I am trying to use deepspeed to do distillation; I initialize the student model using the deepspeed parameters, and I want a separate GPU to load the teacher model (this model is sufficiently big that I can’t fit both student and teacher in one GPU). The issue is I can’t place the teacher model on a GPU deepspeed is already using, because it has its own process to split the models.

I want to limit deepspeed to a set of GPUs by setting CUDA_VISIBLE_DEVICES=0,1,2, for example, and then reset os.environ[‘CUDA_VISIBLE_DEVICES’]=0,1,2,3 later in the code to allow the teacher model to be placed on a fresh, empty GPU3. But this gives me an error: " DeferredCudaCallError: CUDA call failed lazily at initialization with error: device >= 0 && device < num_gpus INTERNAL ASSERT FAILED at" or “CUDA invalid device ordinal”

So is it possible to reset CUDA_VISIBLE_DEVICES later in the code?

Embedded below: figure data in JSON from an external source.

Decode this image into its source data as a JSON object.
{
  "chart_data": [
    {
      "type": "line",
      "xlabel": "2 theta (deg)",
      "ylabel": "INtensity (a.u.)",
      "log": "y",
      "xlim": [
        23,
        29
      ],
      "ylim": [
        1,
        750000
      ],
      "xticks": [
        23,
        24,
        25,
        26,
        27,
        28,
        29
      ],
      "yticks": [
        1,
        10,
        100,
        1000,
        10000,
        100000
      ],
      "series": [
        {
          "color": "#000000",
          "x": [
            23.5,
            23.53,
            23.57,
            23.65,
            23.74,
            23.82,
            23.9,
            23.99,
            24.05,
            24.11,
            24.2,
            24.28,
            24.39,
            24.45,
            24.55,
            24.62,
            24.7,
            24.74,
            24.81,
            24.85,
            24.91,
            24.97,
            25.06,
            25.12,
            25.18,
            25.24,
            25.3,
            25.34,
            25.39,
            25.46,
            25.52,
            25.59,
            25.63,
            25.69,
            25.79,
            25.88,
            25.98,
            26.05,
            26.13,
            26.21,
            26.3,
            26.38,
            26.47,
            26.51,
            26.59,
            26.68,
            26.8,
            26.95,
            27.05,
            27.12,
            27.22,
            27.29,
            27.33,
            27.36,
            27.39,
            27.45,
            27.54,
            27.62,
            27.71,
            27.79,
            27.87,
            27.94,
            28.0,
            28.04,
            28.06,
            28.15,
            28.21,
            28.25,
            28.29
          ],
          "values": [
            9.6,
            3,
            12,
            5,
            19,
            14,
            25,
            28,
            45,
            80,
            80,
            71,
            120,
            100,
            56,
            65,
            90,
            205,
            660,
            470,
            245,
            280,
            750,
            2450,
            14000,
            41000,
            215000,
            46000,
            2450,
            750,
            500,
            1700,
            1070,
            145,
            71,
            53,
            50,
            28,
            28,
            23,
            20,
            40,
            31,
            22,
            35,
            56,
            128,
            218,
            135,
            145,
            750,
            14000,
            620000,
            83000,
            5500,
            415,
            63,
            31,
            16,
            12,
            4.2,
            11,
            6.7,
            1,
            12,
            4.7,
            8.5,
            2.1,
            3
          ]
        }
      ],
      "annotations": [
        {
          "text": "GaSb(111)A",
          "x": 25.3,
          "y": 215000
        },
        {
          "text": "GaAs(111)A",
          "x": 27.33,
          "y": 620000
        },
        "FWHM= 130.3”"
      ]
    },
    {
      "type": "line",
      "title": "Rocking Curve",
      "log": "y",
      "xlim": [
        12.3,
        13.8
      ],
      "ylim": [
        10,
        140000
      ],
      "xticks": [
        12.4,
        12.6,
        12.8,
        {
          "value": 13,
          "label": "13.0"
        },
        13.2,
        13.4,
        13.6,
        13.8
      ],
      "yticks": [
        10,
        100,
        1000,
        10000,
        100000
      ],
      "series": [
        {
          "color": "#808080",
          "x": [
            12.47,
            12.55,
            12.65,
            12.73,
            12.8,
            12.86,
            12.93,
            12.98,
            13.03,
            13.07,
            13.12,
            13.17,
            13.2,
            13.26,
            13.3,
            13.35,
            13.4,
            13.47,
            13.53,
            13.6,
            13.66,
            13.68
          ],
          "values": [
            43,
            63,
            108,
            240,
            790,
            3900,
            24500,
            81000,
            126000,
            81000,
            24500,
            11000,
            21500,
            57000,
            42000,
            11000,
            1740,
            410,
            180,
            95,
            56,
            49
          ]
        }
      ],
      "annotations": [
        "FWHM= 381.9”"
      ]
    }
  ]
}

I don’t think it’s safe/supported to reset CUDA_VISIBLE_DEVICES in the middle of script execution (e.g., after CUDA has been initialized): Os.environ ["CUDA_VISIBLE_DEVICES"] not functioning - #4 by albanD

If you want to restrict the number of GPUs deepspeed is using, I would check if e.g., setting the world_size parameter or something like nproc_per_node could achieve this.